Ein paar Wochen zuvor war ich in Chinas Hauptstadt geflogen, um eine Reisegruppe zu finden und mit ihr durch Europa zu fahren. Die Idee dazu war in München entstanden, an einem sonnigen Wintertag. Ich spazierte gerade über den Marienplatz, als ich hinter mir Stimmen hörte, die mir vertraut erschienen, ohne vertraut zu sein. Es waren chinesische Stimmen.
»Kleiner Wang, mach ein Foto von mir!«, rief eine Dame.
Ich drehte mich um und erblickte eine Reisegruppe von etwa zwei Dutzend Männern und Frauen mit ein paar Kindern. Sie waren dabei, sich für Schnappschüsse vor dem Rathaus aufzustellen, und riefen einander Kommandos zu: »Einen Schritt nach links! Nein, nicht DEIN Links, sondern MEIN Links!«
»Guck in die Kamera!«
»Lächeln!«
Versonnen blieb ich stehen und schaute zu. Die meisten von ihnen trugen Outdoor-Jacken und Rucksäcke. Ich sah schicke Sonnenbrillen, außerdem die neuesten Smartphones und Digitalkameras. Sie lachten viel, waren ziemlich laut und machten anscheinend gern mit den Fingern das V-Zeichen. Ich fand sie sehr sympathisch.
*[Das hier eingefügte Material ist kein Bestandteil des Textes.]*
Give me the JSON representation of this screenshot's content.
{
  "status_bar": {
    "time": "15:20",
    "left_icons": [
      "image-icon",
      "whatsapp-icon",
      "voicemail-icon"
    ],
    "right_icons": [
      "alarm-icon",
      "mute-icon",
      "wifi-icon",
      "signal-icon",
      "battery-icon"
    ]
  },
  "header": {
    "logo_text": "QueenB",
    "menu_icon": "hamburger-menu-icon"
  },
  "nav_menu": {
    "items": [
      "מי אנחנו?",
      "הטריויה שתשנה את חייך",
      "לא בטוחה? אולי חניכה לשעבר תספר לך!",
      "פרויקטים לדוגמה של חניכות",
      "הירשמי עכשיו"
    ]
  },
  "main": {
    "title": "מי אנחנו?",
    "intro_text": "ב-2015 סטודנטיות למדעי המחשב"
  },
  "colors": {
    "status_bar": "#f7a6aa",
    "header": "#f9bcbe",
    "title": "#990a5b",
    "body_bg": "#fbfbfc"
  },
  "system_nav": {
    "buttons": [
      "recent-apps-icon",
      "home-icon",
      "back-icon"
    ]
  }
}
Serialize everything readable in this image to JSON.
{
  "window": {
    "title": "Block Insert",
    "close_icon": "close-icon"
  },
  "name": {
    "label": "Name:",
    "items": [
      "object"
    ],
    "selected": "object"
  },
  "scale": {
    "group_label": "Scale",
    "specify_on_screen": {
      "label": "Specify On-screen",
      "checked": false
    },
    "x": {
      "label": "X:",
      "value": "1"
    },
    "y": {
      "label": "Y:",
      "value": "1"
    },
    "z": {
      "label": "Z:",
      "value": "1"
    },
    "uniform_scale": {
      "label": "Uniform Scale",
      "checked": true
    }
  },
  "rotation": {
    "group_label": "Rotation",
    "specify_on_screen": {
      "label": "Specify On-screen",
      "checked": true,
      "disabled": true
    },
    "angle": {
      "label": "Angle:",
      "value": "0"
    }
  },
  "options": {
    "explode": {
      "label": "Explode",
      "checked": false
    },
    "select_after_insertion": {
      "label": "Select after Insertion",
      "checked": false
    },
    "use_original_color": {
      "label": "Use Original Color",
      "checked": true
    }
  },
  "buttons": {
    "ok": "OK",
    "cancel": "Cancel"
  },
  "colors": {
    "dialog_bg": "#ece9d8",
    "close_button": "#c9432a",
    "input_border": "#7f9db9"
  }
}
Und während ich dort stand, während ich ihnen zusah und die anderen Menschen an ihnen vorbeihasteten, ohne sie zu beachten, bemerkte ich zwei Dinge: zum einen, dass ich gern mehr über die Teilnehmer dieser Reisegruppe erfahren hätte. Wie gefiel ihnen München? Welche anderen Orte lagen noch auf ihrer Reiseroute? Was waren ihre Träume und Hoffnungen, woher kamen sie, was machten sie, und was ging in ihnen vor?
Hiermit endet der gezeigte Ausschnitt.